Monday, September 5, 2011

MAKERERE DONS GOING ABOUT IT THE WRONG WAY

Makerere University has been closed indefinitely following a breakdown in talks between the campus staff and government over pay increases.

The staff at the university are pushing for a minimum monthly wage for assistant lecturers of sh8m.

I will be the last to begrudge anyone their wage demands, after all you get paid according to what you negotiate, but I think the dons of the ivory tower are going about things the wrong way.

According to sources familiar with the situation the teaching staff of Makerere want government to pay their salaries because they know they have reached the limit of how much they can reasonably extract from students in fees and secondly, the demands are based on the fear that in an increasingly competitive sector Makerere will earn less and they need to secure their salaries by insisting on a vote from the treasury.

I have heard it said that Makerere was once referred to as the Harvard of Africa (must have been long before my time) so I shall refer to how the original Harvard handles its finances as a pointer to how Makerere should be thinking.

But first of all, the desire to be paid by the government is a losing strategy on two fronts.

To begin with the incentive for Makerere staff to be more productive in terms of teaching students will be removed. As it is now teaching staff’s pay is also pegged to the size of the class one teaches. This incentive system has glaring weaknesses but at least it ensures that lecturers make an appearance in the lecture theaters. It does not take rocket science to work out what will happen when lecturers start drawing salaries from the consolidated fund.

And related to that improvements in staff productivity will not be recognized as readily at the finance ministry, as it may if spending decisions are controlled by the Makerere Administration.

A man after dreaming about acres of diamonds sold his land and set out into the world in search of his fortune. He went prospecting all over the world failing miserably sometimes or striking it rich only to squander all his wealth. Frustrated and dejected he returned to his village where he expected he could throw himself at the mercy of friends and family. On arrival at his old home he found it was a flourishing diamond mining enterprise fuelled by diamonds from his old plot.

Everybody except the dons of Makerere do not realize how much gold they are seating on.

It’s a stretch to compare Makerere with Harvard, but for illustrative purposes America’s oldest University has some interesting pointers.

In 2008 before the credit crunch Harvard had an operating budget of $3b a year.
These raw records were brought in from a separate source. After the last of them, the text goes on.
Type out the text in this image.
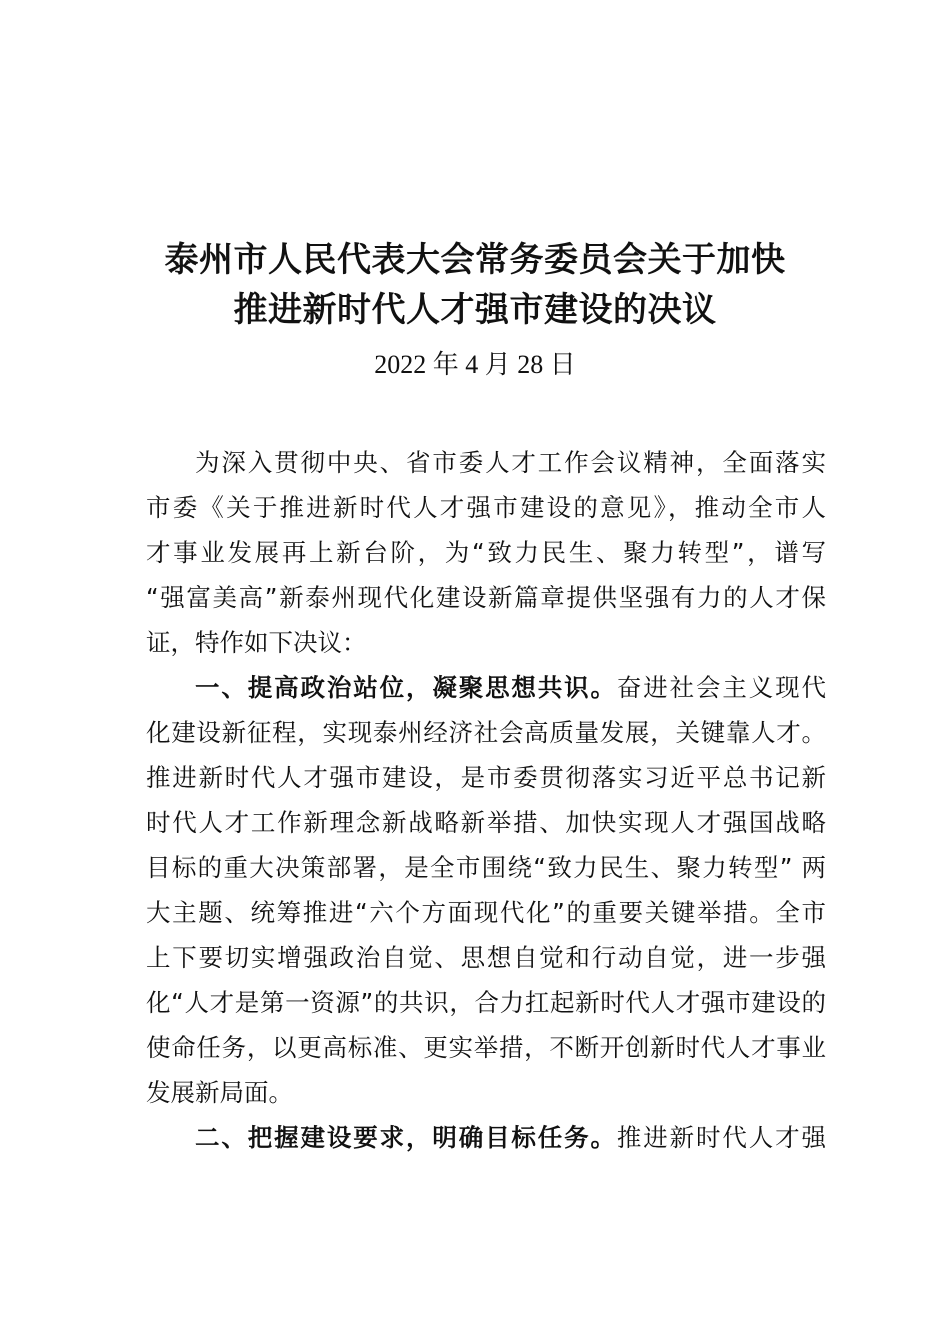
泰州市人民代表大会常务委员会关于加快
推进新时代人才强市建设的决议
2022 年 4 月 28 日
为深入贯彻中央、省市委人才工作会议精神，全面落实
市委《关于推进新时代人才强市建设的意见》，推动全市人
才事业发展再上新台阶，为“致力民生、聚力转型”，谱写
“强富美高”新泰州现代化建设新篇章提供坚强有力的人才保
证，特作如下决议：
一、提高政治站位，凝聚思想共识。奋进社会主义现代
化建设新征程，实现泰州经济社会高质量发展，关键靠人才。
推进新时代人才强市建设，是市委贯彻落实习近平总书记新
时代人才工作新理念新战略新举措、加快实现人才强国战略
目标的重大决策部署，是全市围绕“致力民生、聚力转型” 两
大主题、统筹推进“六个方面现代化”的重要关键举措。全市
上下要切实增强政治自觉、思想自觉和行动自觉，进一步强
化“人才是第一资源”的共识，合力扛起新时代人才强市建设的
使命任务，以更高标准、更实举措，不断开创新时代人才事业
发展新局面。
二、把握建设要求，明确目标任务。推进新时代人才强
However the university managed an income of $9.3b the previous year of which only(!) $600m or just over 5% came from student fees. And we know Harvard’s student fees are not to be laughed at.

So where does Harvard get more than 90% of its income? About half of the budget is met by income from its $35b endowment fund – this was the value before the credit crunch, and then in order of size donations, merchandising, publishing and from licensing of patents the University holds. This is aside from the fees from hiring out their buildings and land or consulting. Meanwhile they earn about $1m a year from ticket sales when University teams are playing.
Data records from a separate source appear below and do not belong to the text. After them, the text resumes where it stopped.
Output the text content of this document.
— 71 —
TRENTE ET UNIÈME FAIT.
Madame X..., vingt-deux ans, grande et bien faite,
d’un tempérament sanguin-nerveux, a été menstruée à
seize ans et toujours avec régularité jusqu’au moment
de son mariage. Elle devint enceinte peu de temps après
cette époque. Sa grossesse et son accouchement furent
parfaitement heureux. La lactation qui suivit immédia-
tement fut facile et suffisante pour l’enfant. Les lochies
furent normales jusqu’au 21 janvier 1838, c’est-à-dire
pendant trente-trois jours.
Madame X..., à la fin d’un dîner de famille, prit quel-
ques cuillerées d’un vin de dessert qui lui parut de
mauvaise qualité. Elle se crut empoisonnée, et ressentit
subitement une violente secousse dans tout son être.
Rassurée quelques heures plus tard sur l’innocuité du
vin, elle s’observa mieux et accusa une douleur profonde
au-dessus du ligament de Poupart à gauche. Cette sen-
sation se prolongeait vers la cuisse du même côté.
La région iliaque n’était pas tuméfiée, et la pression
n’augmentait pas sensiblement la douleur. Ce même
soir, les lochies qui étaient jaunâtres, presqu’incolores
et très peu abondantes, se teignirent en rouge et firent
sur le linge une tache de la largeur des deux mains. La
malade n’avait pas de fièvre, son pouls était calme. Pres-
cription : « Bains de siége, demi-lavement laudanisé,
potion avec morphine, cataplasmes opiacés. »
Yale is not very different with student fees account for just under ten percent, with the bulk of income coming from their own endowment and the medical services.

These vaunted institutions of learning do not create new revenue streams because they like to but because they long came to the realization that there was only so much they could charge students to enroll.

Makerere University’s intellectual properties (if it has bothered to license them at all) are worth millions of dollars if only their value can be unlocked for the benefit of the institution.

What Makerere needs is time-tested, entrepreneurial managers who can unlock the billions of shillings of assets that Makerere owns and controls.

But maybe we should not be too harsh on Makerere’s the same syndrom is coursing through the general society. When we have a need our first instinct is to look outside ourselves for help while we have all we need around us – as individuals, institutions and even as a country.

Makerere does not need handouts from government, in fact it is Makerere’s best interest not to need them.